Modern gadgets which allows workers to be perpetually on-call or able to check emails can put a huge strain on life outside of the office.



A British study, carried out by psychologists from the University of Surrey, analysed 65 previous surveys involving 50,000 employees to determine the consequences of having constant access to work.

英国萨里大学(University of Surrey)的心理学家们进行了一项研究,他们通过之前有5万员工参与的65份调查,分析了长期需要工作待命的后果。


They found that those who ‘switched on’ long after the office was shut were more likely to have problems with their health and private lives.



The use of mobile phones and laptops increasingly ‘blurred’ the boundaries between work and home life ‘causing work-family conflict’ the authors concluded.



The studies showed that although smartphones and tablets are often billed as helping to workers to be more flexible with their time, they actually caused employees to work longer hours.



“The overall amount of time which is actually spent with one’s family and with engagement in self-related activities is reduced by (mobile phone and laptop) use,” the report found.



The researchers discovered that workers increasingly face a strong expectation to be available 24/7 and few feel able to switch off.



Svenja Schlater who led the study said bosses needed to ‘rethink’ whether it was sensible for employees to be in constant contact.

该研究的负责人Svenja Schlater表示,老板们需要“反思”让员工长时间待命是否合理。

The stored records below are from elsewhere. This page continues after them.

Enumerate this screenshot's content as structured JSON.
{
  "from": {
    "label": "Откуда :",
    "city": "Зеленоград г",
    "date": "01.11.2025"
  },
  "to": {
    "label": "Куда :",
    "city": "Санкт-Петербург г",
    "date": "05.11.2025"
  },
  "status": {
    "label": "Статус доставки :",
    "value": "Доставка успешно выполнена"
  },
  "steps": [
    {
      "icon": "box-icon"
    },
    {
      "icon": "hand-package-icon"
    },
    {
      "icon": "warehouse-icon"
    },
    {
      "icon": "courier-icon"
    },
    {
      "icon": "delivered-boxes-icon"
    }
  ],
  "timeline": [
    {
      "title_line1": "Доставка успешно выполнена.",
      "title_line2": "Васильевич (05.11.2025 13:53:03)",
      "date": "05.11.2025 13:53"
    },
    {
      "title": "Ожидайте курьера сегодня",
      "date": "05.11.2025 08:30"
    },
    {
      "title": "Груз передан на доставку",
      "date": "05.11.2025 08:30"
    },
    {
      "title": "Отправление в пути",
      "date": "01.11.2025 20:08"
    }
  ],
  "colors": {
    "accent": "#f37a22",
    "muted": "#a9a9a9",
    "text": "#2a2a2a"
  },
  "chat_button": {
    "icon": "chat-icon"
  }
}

“Staying 'switched on' might increase flexibility and efficiency at first glance, but in the long run, it can result in longer work hours and can be detrimental to wellbeing due to stress and work-life balance issues, “she said.



"We need to re-think unlimited 24/7 access to work, and manage technology use more wisely and in particular, more actively.

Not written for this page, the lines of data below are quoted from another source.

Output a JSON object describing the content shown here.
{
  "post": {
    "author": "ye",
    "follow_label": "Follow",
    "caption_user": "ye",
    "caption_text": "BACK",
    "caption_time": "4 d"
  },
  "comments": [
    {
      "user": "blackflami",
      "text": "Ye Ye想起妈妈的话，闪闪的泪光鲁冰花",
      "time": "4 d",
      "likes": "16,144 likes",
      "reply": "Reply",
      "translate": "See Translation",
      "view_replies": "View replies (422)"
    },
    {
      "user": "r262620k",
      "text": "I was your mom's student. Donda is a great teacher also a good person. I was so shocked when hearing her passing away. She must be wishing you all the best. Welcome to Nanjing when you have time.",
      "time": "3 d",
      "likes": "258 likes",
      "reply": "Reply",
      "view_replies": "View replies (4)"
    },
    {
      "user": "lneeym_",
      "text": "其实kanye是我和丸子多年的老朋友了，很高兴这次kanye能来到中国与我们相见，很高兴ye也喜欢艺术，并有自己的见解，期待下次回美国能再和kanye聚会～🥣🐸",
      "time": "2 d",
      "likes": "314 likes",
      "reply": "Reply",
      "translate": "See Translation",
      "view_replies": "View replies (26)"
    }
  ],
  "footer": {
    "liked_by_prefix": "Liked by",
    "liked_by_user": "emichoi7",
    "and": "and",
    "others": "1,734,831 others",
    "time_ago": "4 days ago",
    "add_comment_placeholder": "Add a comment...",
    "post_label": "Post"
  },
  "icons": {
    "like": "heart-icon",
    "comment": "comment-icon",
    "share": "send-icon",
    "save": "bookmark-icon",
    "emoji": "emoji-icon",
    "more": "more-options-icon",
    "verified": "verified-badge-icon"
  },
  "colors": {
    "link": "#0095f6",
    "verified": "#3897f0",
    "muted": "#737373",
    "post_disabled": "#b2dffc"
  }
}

"Researchers, employers and employees need to work jointly on how to make the use of technologies as beneficial as possible, reducing the negative effects. Otherwise, there is a danger of unintended knock-on effects."

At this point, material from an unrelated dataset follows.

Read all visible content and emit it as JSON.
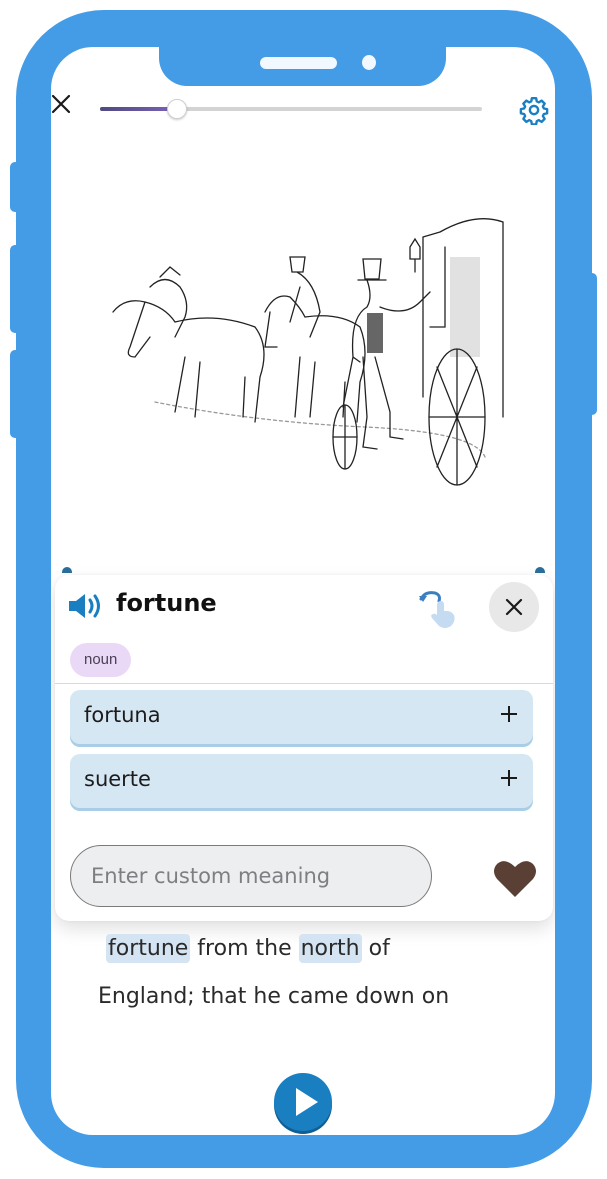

Ms Schlater added: "Families are understandably annoyed when someone is checking their mobile phones throughout dinner. It can cause problems within relationships and communication.



"And workers themselves need to realise that they should not be contacting colleagues after hours, as they will be pressuring them to reply."



According to telecoms regulator Ofcom, 61 per cent of UK adults now say they own a smartphone, while household take-up of tablet computers has almost doubled over the past year to 44 per cent.



Research by Ofcom found that around thirty per cent of smartphone users say they regularly take part in personal phone calls during working hours, compared with 23 per cent of regular mobile phone users.


However, smartphone users are more likely to take part in work calls while on holiday or annual leave.



Recent research by employment law specialist Blake Morgan found more than half of workers feel they are expected to work faster and hit deadlines sooner as a result of this new connectedness to mobiles and laptops, while nearly half believe their employers now expect them to be available any time, anywhere.

雇佣法专家布莱克•摩根(Blake Morgan)在他最新的研究中指出,超过一半的员工表示由于手机和电脑被频繁运用到工作中,上级们对他们的工作速度要求更高了。而有近一半的员工甚至认为老板已经要求他们在任何时间、地点都随叫随到。